Burkina Faso: More Than 50 Killed in the East By a Jihadist Assault

Terrorist attack in Seytenga (file photo).

Ouagadougou — More than 50 people have been killed near Madjoari, a village in eastern Burkina Faso. The massacre took place on May 25, but it was not known until yesterday, May 26.

Madjoari village is located between those to the north and east blocked by jihadists who have cut off roads to the rest of the country. The army barely manages to deliver convoys with food and basic necessities. The besieged villagers try to flee, risking being intercepted and killed by the jihadist groups. This is what allegedly happened to the victims of the May 25 massacre.

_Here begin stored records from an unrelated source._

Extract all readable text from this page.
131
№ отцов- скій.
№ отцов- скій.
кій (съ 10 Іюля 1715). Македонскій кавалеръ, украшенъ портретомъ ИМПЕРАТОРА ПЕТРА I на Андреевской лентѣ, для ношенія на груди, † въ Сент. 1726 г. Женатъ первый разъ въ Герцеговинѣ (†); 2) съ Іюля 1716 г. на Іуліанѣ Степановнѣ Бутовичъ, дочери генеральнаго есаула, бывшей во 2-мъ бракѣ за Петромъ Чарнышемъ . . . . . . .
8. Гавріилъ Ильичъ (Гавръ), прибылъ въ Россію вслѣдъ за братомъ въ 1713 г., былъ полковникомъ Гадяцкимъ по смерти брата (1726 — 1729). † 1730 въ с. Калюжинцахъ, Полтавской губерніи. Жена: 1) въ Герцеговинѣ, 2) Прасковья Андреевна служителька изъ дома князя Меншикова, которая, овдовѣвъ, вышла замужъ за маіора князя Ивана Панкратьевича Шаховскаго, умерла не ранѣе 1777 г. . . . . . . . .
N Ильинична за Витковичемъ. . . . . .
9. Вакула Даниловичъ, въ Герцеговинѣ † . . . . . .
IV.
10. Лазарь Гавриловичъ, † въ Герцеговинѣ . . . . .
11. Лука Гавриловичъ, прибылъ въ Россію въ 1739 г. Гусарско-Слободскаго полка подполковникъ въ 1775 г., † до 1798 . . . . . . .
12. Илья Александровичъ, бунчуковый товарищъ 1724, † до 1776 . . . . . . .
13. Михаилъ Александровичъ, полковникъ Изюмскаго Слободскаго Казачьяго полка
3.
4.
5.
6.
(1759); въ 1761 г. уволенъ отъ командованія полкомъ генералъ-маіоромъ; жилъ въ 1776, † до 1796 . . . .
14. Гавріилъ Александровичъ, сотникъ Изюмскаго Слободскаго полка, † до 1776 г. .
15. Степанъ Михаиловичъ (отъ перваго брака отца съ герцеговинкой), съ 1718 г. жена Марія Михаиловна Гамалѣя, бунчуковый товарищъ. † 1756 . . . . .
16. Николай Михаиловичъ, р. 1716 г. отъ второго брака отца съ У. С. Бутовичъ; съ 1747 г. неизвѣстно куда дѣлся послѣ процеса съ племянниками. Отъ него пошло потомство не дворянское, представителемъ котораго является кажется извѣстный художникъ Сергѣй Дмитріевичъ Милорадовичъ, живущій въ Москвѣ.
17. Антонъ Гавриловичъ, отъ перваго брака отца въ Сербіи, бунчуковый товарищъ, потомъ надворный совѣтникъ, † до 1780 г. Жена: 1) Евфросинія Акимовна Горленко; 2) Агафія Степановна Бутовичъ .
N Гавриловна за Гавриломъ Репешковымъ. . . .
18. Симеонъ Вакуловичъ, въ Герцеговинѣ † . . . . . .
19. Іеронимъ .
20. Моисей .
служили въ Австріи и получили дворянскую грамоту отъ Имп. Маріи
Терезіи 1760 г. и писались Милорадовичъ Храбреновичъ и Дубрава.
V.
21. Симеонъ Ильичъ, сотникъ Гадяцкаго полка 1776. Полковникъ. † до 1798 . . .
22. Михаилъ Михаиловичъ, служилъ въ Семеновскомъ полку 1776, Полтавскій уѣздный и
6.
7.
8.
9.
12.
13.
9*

Before this episode, there had been several more recently in Madjoari against soldiers and civilians. On May 19, the military detachment was the target of an attack in which eleven soldiers were killed and another twenty were wounded. Five days earlier, an attack on civilians killed seventeen people and injured seven. For two months, attacks against civilians and soldiers in the north and east of the country have claimed some 200 lives.

For seven years, the northern and eastern regions of Burkina Faso have been affected by attacks perpetrated by movements affiliated with Al Qaeda and the Islamic State organization (both, in turn, with ramifications in neighboring countries, such as Mali and Niger), which have caused the death of more than 2,000 people between civilians and soldiers and the displacement of almost 2 million people.

We also remember the kidnapping of Sister Suellen Tennyson, a missionary of the Congregation of the Marianite Sisters of the Holy Cross, who was forcibly taken on the night of April 4-5, 2022 in northern Burkina Faso (see Fides, 6/4/2022). Finally, the country's instability has increased the infiltration of international criminal organizations that use Burkina Faso as a transit point for illicit trafficking such as drugs. On May 25, Burkina Faso customs authorities announced the seizure of 115 kg of cocaine in a van from Sierra Leone bound for Ghana. Before reaching the Burkina Faso border post, the shipment had passed through Guinea Conakry and Mali. This shows how for criminal organizations and jihadist groups, state borders are easily circumvented.